Annelie Botes, una scrittrice politicamente corretta o scorretta?

da | Feb 17, 2011 | Editoriali

Annelie Botes 53 anni, descritta come una signora “paffuta, il volto occhialuto e pacioso di un’ ex insegnante di musica che suonava l’organo in chiesa”, e come sensibile ed impegnata, è la scrittrice afrikaaner più popolare del Sudafrica. Una voce di nicchia, dato che l’afrikaans è la lingua dei Boeri, i bianchi di origine olandese che sono stati il perno dell’apartheid e che ora si sentono a loro volta discriminati.
Annelie Botes, pur non essendo tra i nostalgici del segregazionismo, ha fatto scalpore dichiarando pubblicamente ” Non mi piacciono i negri, non li capisco, mi fanno paura” anche se ammette «le mostruosità indicibili» commesse contro i neri nel passato regime e di non aver difficoltà «a condividere il tavolo o il bagno con un nero».
La sua dichiarazione, che non ha smentito, anzi ribadito e sostenuto, ha sollevato non poche polemiche che l’accusano esplicitamente di “plateale razzismo”.
La scrittrice, dopo il polverone, si è rifiutata di fare marcia indietro, perché ha ammesso e anzi ribadito: «È la verità. Sarò stata impulsiva, forse è ingiusto mettere tutti i neri sotto lo stesso ombrello. Naturalmente, ci sono molti neri che mi piacciono. Ma volevo dire quello che ho detto. Uno scrittore non è tenuto a essere politicamente corretto».

La Botes, che ha appena vinto il massimo premio nazionale con il romanzo “Thula Thula”, -storia di incesti e violenze sulle donne che ha venduto 34 mila copie-che ne ha scritto un altro che ruota intorno all’autismo, ammette «le mostruosità indicibili» commesse contro i neri nel passato regime, e ribadisce che un giardiniere nero non lo assumerebbe mai. «Per paura»; e a chi le chiede quali sono le persone che non le piacciono, lei dice: «I neri» per la loro alta criminalità. A chi, infine. le ha suggerito di aggirare gli stereotipi razziali ha risposto che «Come scrittrice racconto quello che vedo, quello che vivo. Non è mio compito essere politicamente corretta».

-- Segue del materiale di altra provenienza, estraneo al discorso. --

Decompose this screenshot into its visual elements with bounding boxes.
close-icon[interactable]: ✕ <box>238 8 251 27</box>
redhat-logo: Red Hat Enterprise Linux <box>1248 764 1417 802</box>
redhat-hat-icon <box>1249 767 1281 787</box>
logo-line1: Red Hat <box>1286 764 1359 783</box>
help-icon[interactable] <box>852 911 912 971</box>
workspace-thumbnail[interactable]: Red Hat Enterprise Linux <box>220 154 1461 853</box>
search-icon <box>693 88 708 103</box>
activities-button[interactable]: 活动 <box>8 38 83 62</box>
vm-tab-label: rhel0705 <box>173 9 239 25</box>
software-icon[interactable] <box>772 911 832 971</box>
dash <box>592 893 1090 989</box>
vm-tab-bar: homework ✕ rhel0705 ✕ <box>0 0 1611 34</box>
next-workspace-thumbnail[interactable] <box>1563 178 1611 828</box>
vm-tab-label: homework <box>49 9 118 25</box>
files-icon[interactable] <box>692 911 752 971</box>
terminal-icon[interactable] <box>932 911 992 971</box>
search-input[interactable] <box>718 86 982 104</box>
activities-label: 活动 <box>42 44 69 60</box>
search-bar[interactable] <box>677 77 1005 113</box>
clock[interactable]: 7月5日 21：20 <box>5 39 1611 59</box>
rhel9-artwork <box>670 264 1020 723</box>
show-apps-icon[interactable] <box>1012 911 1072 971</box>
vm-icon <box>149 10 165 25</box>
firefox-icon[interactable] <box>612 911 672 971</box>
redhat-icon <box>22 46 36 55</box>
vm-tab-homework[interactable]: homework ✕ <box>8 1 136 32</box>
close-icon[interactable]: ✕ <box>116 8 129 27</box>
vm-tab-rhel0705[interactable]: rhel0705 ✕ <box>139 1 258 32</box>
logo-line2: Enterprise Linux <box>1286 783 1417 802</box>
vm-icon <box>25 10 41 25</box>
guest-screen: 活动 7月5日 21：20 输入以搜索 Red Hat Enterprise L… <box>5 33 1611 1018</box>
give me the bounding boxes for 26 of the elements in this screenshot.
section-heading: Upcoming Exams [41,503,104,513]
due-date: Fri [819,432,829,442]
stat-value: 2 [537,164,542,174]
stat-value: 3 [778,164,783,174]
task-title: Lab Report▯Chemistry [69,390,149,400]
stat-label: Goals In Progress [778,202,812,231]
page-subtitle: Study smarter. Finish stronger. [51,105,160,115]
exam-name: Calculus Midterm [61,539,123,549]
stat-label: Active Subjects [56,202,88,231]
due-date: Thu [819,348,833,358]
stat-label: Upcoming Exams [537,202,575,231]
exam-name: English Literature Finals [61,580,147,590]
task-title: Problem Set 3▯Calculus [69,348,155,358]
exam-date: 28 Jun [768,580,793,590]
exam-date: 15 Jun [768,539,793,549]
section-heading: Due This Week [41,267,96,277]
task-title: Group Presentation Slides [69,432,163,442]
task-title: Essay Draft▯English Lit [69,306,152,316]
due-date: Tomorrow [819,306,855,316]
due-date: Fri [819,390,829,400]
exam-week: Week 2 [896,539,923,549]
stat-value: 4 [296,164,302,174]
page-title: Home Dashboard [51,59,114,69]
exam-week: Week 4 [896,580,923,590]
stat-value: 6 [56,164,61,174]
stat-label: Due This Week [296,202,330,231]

Il razzismo, diretto od indiretto, purtroppo è stato ed è uno dei fenomeni peggiori del nostro ultimo secolo. Negri, ebrei, zingari, gay, ne hanno fatto le spese sulla propria pelle; il razzismo si è espanso anche contro minoranze etniche, religiose, politiche, immigrati fino ai malati di mente ed ai portatori di handicap ecc.
Il razzismo è stato ed è contemporaneamente fenomeno di massa, di controllo sociale ed economico nelle politiche di molti governi.
Che il razzismo sia la sopraffazione di alcuni contro altri è prova provata: come faceva dire Shakespeare al ricco mercante ebreo di Venezia, Shylock, disprezzato dai cristiani, contro il suo acerrimo nemico Antonio:
“Mi ha maltrattato, ha gioito delle mie perdite, disprezzato i miei guadagni, raffreddato i miei amici, riscaldato i miei nemici, insozzato il mio abito, disprezzato il mio popolo e per quale motivo? Perché sono ebreo! Forse che un ebreo non mangia come gli altri esseri umani? Se lo pungete non prova dolore? Non si ammala delle stesse malattie dei gentili? E non si cura con le stesse medicine? ».
Ancora oggi il razzismo sposta l’attenzione verso altre categorie e popolazioni: romeni, arabi, ecc…
Gli scrittori non hanno doti divine che li rendano immuni dal provare sentimenti buoni o cattivi; essi hanno, come tutti e come loro diritto, proprie opinioni politiche anche quando non platealmente dichiarate a ragione o per opportunismo; ma, rendendosi pubblici dovrebbero porre una maggiore attenzione alle parole scritte o dette.
Questi uomini e donne, che dello scrivere hanno fatto la loro ragione di vita, dovrebbero quantomeno essere più attenti alle loro manifestazioni di pensiero salvo accettare che la discriminazione o l’apartheid possa girarsi contro, come nel caso della Botes, che si è vista togliere alcune collaborazioni giornalistiche e un distacco del proprio editore.
E questo, si, appare, in fondo, politicamente corretto.